The concentration (OD260) and purity (OD260/280 ratio) of extracted total RNA was measured using NanoDrop ND-1000 spectrophotometer (Thermo Fisher Scientific, MA, USA). Agilent 2100 Bioanalyzer (Agilent Technologies, Santa Clara, CA, USA) was used to assess the RNA integrity using the Eukaryote total RNA 6000 Pico LabChip kit and the Eukaryote total RNA Pico assay according to the manufacturer’s instructions. The RNA integrity numbers (RIN) were calculated using the Agilent 2100 Expert Software (Agilent Technologies); RIN = 1 indicates low RNA quality and RIN = 10 indicates highest RNA quality.

miRNA detection

Samples from experiment 1 were used to verify the presence of miRNA by the use of TaqMan-qPCR (Applied Biosystems). miRNA was detected by running quantitative real-time PCR (qRT-PCR) on all samples isolated from the volunteers. A serial dilution of cervical adenocarcinoma (HeLa-S3) total RNA (Ambion Life Technologies, cat. Nr: AM7852) was used to make a standard curve (range: 200 to 0.02 ng/µL). Total RNA (40 ng) was reverse transcribed in a 15 µL reaction using TaqMan reverse transcription reagents (Applied Biosystems). The TaqMan MicroRNA Assay IDs 000391, 001098, and 002626 (Applied Biosystems) were used to quantify the expression of hsa-miR-16, hsa-miR-181, and hsa-miR-423, respectively. Quantitative PCR was carried out on a StepOnePlus Real-Time PCR System (Applied Biosystem). The concentration (ng/µL) of miR-16, miR-181 and miR-423 in the blood samples was calculated from the standard curve equation.

Microarray processing

The Illumina TotalPrep RNA Amplification Kit (Ambion Inc., Austin, TX, USA) was used to amplify RNA for hybridization on Illumina BeadChips. The three experiments used in this study were processed in two separate runs. Experiment 1 was run separately from experiment 2 and 3. Total RNA was used in the first strand cDNA synthesis by reverse transcription. Following the second strand cDNA synthesis and cDNA purification steps, in vitro transcription to synthesize cRNA was carried out for 12 h. Biotin-labeled cRNA was hybridised to Illumina HumanHT-12 v4 Expression BeadChips (Illumina, Inc., San Diego, CA, USA) according to the manufacturer´s protocol. Microarrays were scanned with the BeadArray Reader (Illumina).

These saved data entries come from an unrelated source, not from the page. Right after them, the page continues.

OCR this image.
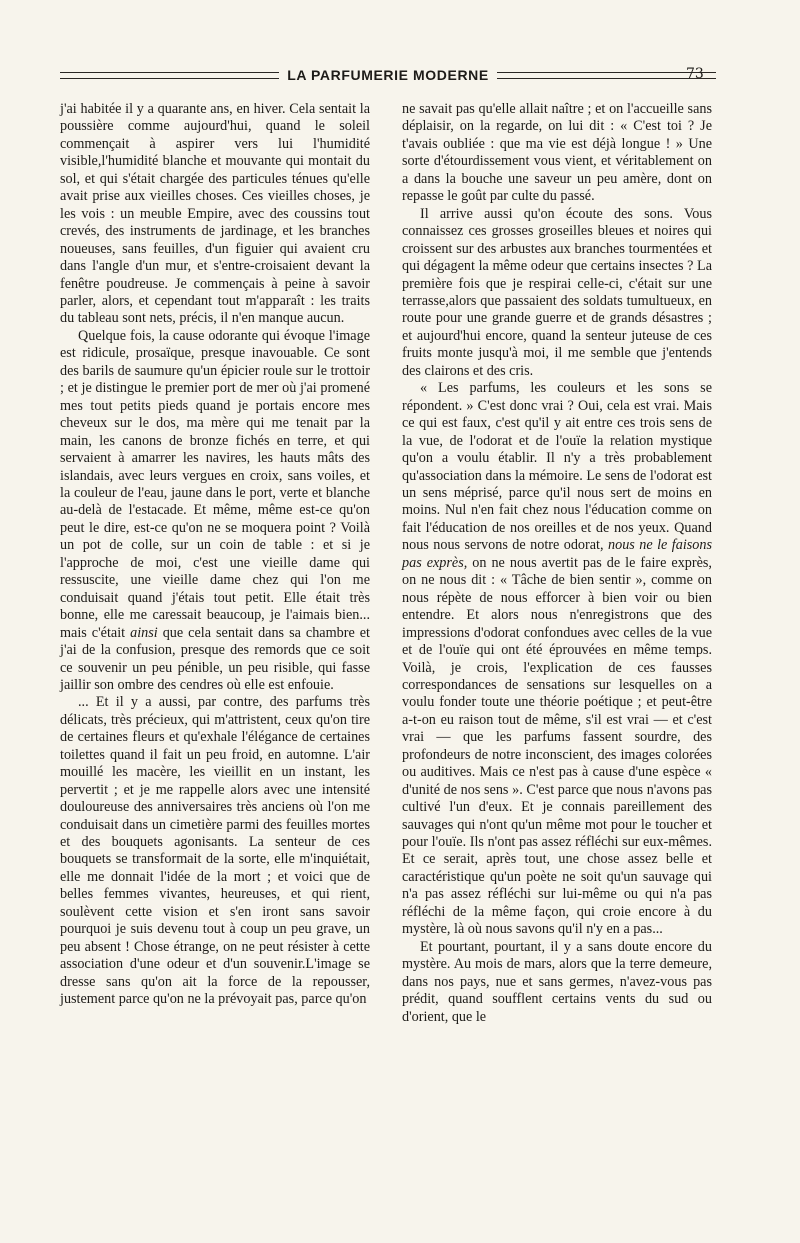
LA PARFUMERIE MODERNE	73

j'ai habitée il y a quarante ans, en hiver. Cela sentait la poussière comme aujourd'hui, quand le soleil commençait à aspirer vers lui l'humidité visible,l'humidité blanche et mouvante qui montait du sol, et qui s'était chargée des particules ténues qu'elle avait prise aux vieilles choses. Ces vieilles choses, je les vois : un meuble Empire, avec des coussins tout crevés, des instruments de jardinage, et les branches noueuses, sans feuilles, d'un figuier qui avaient cru dans l'angle d'un mur, et s'entre-croisaient devant la fenêtre poudreuse. Je commençais à peine à savoir parler, alors, et cependant tout m'apparaît : les traits du tableau sont nets, précis, il n'en manque aucun.

Quelque fois, la cause odorante qui évoque l'image est ridicule, prosaïque, presque inavouable. Ce sont des barils de saumure qu'un épicier roule sur le trottoir ; et je distingue le premier port de mer où j'ai promené mes tout petits pieds quand je portais encore mes cheveux sur le dos, ma mère qui me tenait par la main, les canons de bronze fichés en terre, et qui servaient à amarrer les navires, les hauts mâts des islandais, avec leurs vergues en croix, sans voiles, et la couleur de l'eau, jaune dans le port, verte et blanche au-delà de l'estacade. Et même, même est-ce qu'on peut le dire, est-ce qu'on ne se moquera point ? Voilà un pot de colle, sur un coin de table : et si je l'approche de moi, c'est une vieille dame qui ressuscite, une vieille dame chez qui l'on me conduisait quand j'étais tout petit. Elle était très bonne, elle me caressait beaucoup, je l'aimais bien... mais c'était ainsi que cela sentait dans sa chambre et j'ai de la confusion, presque des remords que ce soit ce souvenir un peu pénible, un peu risible, qui fasse jaillir son ombre des cendres où elle est enfouie.

... Et il y a aussi, par contre, des parfums très délicats, très précieux, qui m'attristent, ceux qu'on tire de certaines fleurs et qu'exhale l'élégance de certaines toilettes quand il fait un peu froid, en automne. L'air mouillé les macère, les vieillit en un instant, les pervertit ; et je me rappelle alors avec une intensité douloureuse des anniversaires très anciens où l'on me conduisait dans un cimetière parmi des feuilles mortes et des bouquets agonisants. La senteur de ces bouquets se transformait de la sorte, elle m'inquiétait, elle me donnait l'idée de la mort ; et voici que de belles femmes vivantes, heureuses, et qui rient, soulèvent cette vision et s'en iront sans savoir pourquoi je suis devenu tout à coup un peu grave, un peu absent ! Chose étrange, on ne peut résister à cette association d'une odeur et d'un souvenir.L'image se dresse sans qu'on ait la force de la repousser, justement parce qu'on ne la prévoyait pas, parce qu'on

ne savait pas qu'elle allait naître ; et on l'accueille sans déplaisir, on la regarde, on lui dit : « C'est toi ? Je t'avais oubliée : que ma vie est déjà longue ! » Une sorte d'étourdissement vous vient, et véritablement on a dans la bouche une saveur un peu amère, dont on repasse le goût par culte du passé.

Il arrive aussi qu'on écoute des sons. Vous connaissez ces grosses groseilles bleues et noires qui croissent sur des arbustes aux branches tourmentées et qui dégagent la même odeur que certains insectes ? La première fois que je respirai celle-ci, c'était sur une terrasse,alors que passaient des soldats tumultueux, en route pour une grande guerre et de grands désastres ; et aujourd'hui encore, quand la senteur juteuse de ces fruits monte jusqu'à moi, il me semble que j'entends des clairons et des cris.

« Les parfums, les couleurs et les sons se répondent. » C'est donc vrai ? Oui, cela est vrai. Mais ce qui est faux, c'est qu'il y ait entre ces trois sens de la vue, de l'odorat et de l'ouïe la relation mystique qu'on a voulu établir. Il n'y a très probablement qu'association dans la mémoire. Le sens de l'odorat est un sens méprisé, parce qu'il nous sert de moins en moins. Nul n'en fait chez nous l'éducation comme on fait l'éducation de nos oreilles et de nos yeux. Quand nous nous servons de notre odorat, nous ne le faisons pas exprès, on ne nous avertit pas de le faire exprès, on ne nous dit : « Tâche de bien sentir », comme on nous répète de nous efforcer à bien voir ou bien entendre. Et alors nous n'enregistrons que des impressions d'odorat confondues avec celles de la vue et de l'ouïe qui ont été éprouvées en même temps. Voilà, je crois, l'explication de ces fausses correspondances de sensations sur lesquelles on a voulu fonder toute une théorie poétique ; et peut-être a-t-on eu raison tout de même, s'il est vrai — et c'est vrai — que les parfums fassent sourdre, des profondeurs de notre inconscient, des images colorées ou auditives. Mais ce n'est pas à cause d'une espèce « d'unité de nos sens ». C'est parce que nous n'avons pas cultivé l'un d'eux. Et je connais pareillement des sauvages qui n'ont qu'un même mot pour le toucher et pour l'ouïe. Ils n'ont pas assez réfléchi sur eux-mêmes. Et ce serait, après tout, une chose assez belle et caractéristique qu'un poète ne soit qu'un sauvage qui n'a pas assez réfléchi sur lui-même ou qui n'a pas réfléchi de la même façon, qui croie encore à du mystère, là où nous savons qu'il n'y en a pas...

Et pourtant, pourtant, il y a sans doute encore du mystère. Au mois de mars, alors que la terre demeure, dans nos pays, nue et sans germes, n'avez-vous pas prédit, quand soufflent certains vents du sud ou d'orient, que le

Data and statistical analysis

A total of 106 samples including 3 technical replicates were analysed. Illumina BeadArray studio (Illumina) was used to handle Illumina data. Data analysis was performed using R (http://cran.r-project.org), together with tools from the Bioconductor project (http://bioconductor.org), Galaxy (http//usegalaxy.org) and UCSC (https://genome.ucsc.edu/cgi-bin/hgTables). Data from 47323 probes was transformed and normalized using quantile–quantile normalization. For differential expression analysis, functions from the limma package [17] were used. The Benjamini-Hochberg procedure was used to correct for multiple testing. We used a paired analysis on the data from the samples in experiment 1 and non-paired analyses of the data from experiments 2 and 3. Data from Menke et al. [14], was downloaded from (https://www.ebi.ac.uk/arrayexpress/help/GEO_data.html). We used a subset of their data from samples isolated with the original protocols and without dexamethasone treatment. These data was used in a non-paired analysis against our samples from experience 1 isolated with the original protocols.

Packages ggplot2 [18], reshape2 [19], gridExtra [20] and Vennerable [21] were used for data visualization. Enrichment analysis of lists of the probes of interest were analysed by gProfiler [22].

Statistical significance of differences between probes reproducible across experiments and between different sample sets was calculated using Fisher´s exact test. Significance of differences (p < 0.05) in correlation between average expression as well as logFC between experiment 1 and 2 for both protocols were calculated with Pearson and Spearman equations. Significance of differences between the relative expression of miR-16, miR-181, and miR-423 between the tubes and protocols was calculated using a two-sided paired Student’s t test.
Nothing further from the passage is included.